Much of Khare's subsequent career was spent in education.
He was principal secretary (2004-2008) to the late Ved Marwah when the top cop was posted as Jharkhand governor.
But before and after, he spent nearly 16 years of his tenure in the IAS in postings in the ministry of human resource development in one or the other capacity.
He missed becoming chief secretary of Jharkhand.
Interestingly, his longest unbroken tenure in the MoHRD was during the United Progressive Alliance years.
He was joint secretary, higher education, from 2008 to 2014.
He became secretary, department of higher education, in 2019 -- the post from which he retired in 2021.
His appointment in the PMO could mean education could become the Modi government's signature theme in 2024 -- just as the Ujjwala Yojana and other welfare schemes were earlier.

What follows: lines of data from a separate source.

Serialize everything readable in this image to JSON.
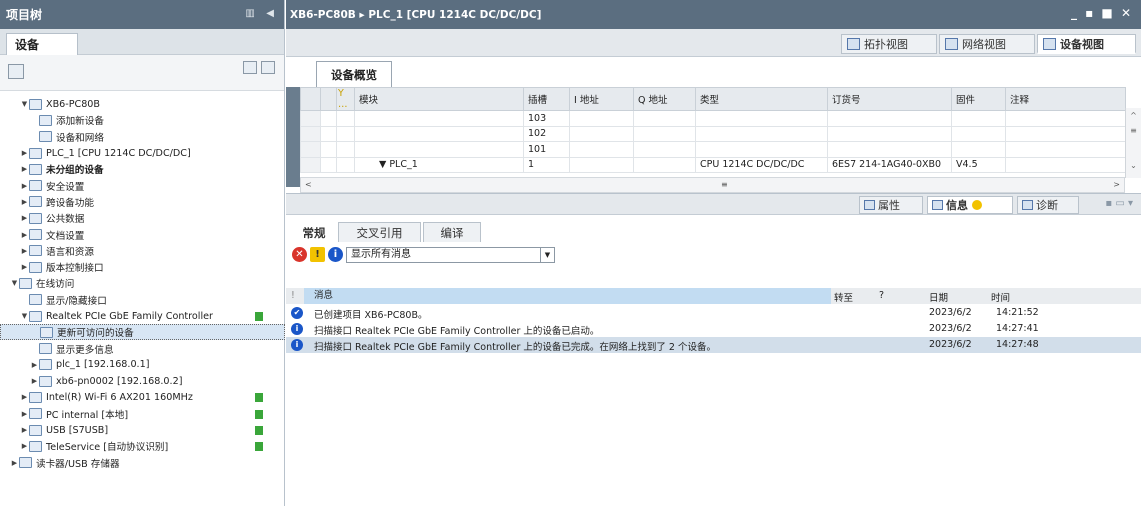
{
  "left": {
    "title": "项目树",
    "tab": "设备",
    "tree": [
      {
        "label": "XB6-PC80B",
        "arrow": "▼",
        "indent": 0
      },
      {
        "label": "添加新设备",
        "arrow": "",
        "indent": 1
      },
      {
        "label": "设备和网络",
        "arrow": "",
        "indent": 1
      },
      {
        "label": "PLC_1 [CPU 1214C DC/DC/DC]",
        "arrow": "▶",
        "indent": 0
      },
      {
        "label": "未分组的设备",
        "arrow": "▶",
        "indent": 0,
        "bold": true
      },
      {
        "label": "安全设置",
        "arrow": "▶",
        "indent": 0
      },
      {
        "label": "跨设备功能",
        "arrow": "▶",
        "indent": 0
      },
      {
        "label": "公共数据",
        "arrow": "▶",
        "indent": 0
      },
      {
        "label": "文档设置",
        "arrow": "▶",
        "indent": 0
      },
      {
        "label": "语言和资源",
        "arrow": "▶",
        "indent": 0
      },
      {
        "label": "版本控制接口",
        "arrow": "▶",
        "indent": 0
      },
      {
        "label": "在线访问",
        "arrow": "▼",
        "indent": -1
      },
      {
        "label": "显示/隐藏接口",
        "arrow": "",
        "indent": 0
      },
      {
        "label": "Realtek PCIe GbE Family Controller",
        "arrow": "▼",
        "indent": 0,
        "flag": true
      },
      {
        "label": "更新可访问的设备",
        "arrow": "",
        "indent": 1,
        "selected": true
      },
      {
        "label": "显示更多信息",
        "arrow": "",
        "indent": 1
      },
      {
        "label": "plc_1 [192.168.0.1]",
        "arrow": "▶",
        "indent": 1
      },
      {
        "label": "xb6-pn0002 [192.168.0.2]",
        "arrow": "▶",
        "indent": 1
      },
      {
        "label": "Intel(R) Wi-Fi 6 AX201 160MHz",
        "arrow": "▶",
        "indent": 0,
        "flag": true
      },
      {
        "label": "PC internal [本地]",
        "arrow": "▶",
        "indent": 0,
        "flag": true
      },
      {
        "label": "USB [S7USB]",
        "arrow": "▶",
        "indent": 0,
        "flag": true
      },
      {
        "label": "TeleService [自动协议识别]",
        "arrow": "▶",
        "indent": 0,
        "flag": true
      },
      {
        "label": "读卡器/USB 存储器",
        "arrow": "▶",
        "indent": -1
      }
    ]
  },
  "window": {
    "title": "XB6-PC80B ▸ PLC_1 [CPU 1214C DC/DC/DC]",
    "controls": "_ ▪ ■ ✕"
  },
  "views": {
    "topology": "拓扑视图",
    "network": "网络视图",
    "device": "设备视图"
  },
  "overview": {
    "tab": "设备概览",
    "columns": [
      "…",
      "模块",
      "插槽",
      "I 地址",
      "Q 地址",
      "类型",
      "订货号",
      "固件",
      "注释"
    ],
    "rows": [
      {
        "module": "",
        "slot": "103",
        "i": "",
        "q": "",
        "type": "",
        "order": "",
        "fw": "",
        "comment": ""
      },
      {
        "module": "",
        "slot": "102",
        "i": "",
        "q": "",
        "type": "",
        "order": "",
        "fw": "",
        "comment": ""
      },
      {
        "module": "",
        "slot": "101",
        "i": "",
        "q": "",
        "type": "",
        "order": "",
        "fw": "",
        "comment": ""
      },
      {
        "module": "▼ PLC_1",
        "slot": "1",
        "i": "",
        "q": "",
        "type": "CPU 1214C DC/DC/DC",
        "order": "6ES7 214-1AG40-0XB0",
        "fw": "V4.5",
        "comment": ""
      }
    ]
  },
  "inspector": {
    "properties": "属性",
    "info": "信息",
    "diagnostics": "诊断",
    "tabs": [
      "常规",
      "交叉引用",
      "编译"
    ],
    "filter_value": "显示所有消息",
    "msg_columns": {
      "message": "消息",
      "goto": "转至",
      "q": "?",
      "date": "日期",
      "time": "时间"
    },
    "messages": [
      {
        "icon": "check",
        "text": "已创建项目 XB6-PC80B。",
        "date": "2023/6/2",
        "time": "14:21:52"
      },
      {
        "icon": "info",
        "text": "扫描接口 Realtek PCIe GbE Family Controller 上的设备已启动。",
        "date": "2023/6/2",
        "time": "14:27:41"
      },
      {
        "icon": "info",
        "text": "扫描接口 Realtek PCIe GbE Family Controller 上的设备已完成。在网络上找到了 2 个设备。",
        "date": "2023/6/2",
        "time": "14:27:48"
      }
    ]
  },
  "colors": {
    "title_bar": "#5b6e80",
    "selection": "#d2deea",
    "online_flag": "#3aa63a",
    "info_blue": "#1a56c8",
    "error_red": "#d9342b",
    "warning_yellow": "#f2c200"
  }
}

Storm clouds are gathering over the National Eligibility cum Entrance Test (NEET), spearheaded by Tamil Nadu's Dravida Munnetra Kazhagam government which had made the abolition of NEET a manifesto promise ahead of the assembly elections on grounds that NEET puts students who have not studied in English-medium schools at a disadvantage.
The DMK is trying to make common cause with other Opposition parties and it will need both political and administrative acumen to fix the problem.
The PM has hired an advisor, it is generally thought, to help him out.
Amit Khare could be the go-to man for education.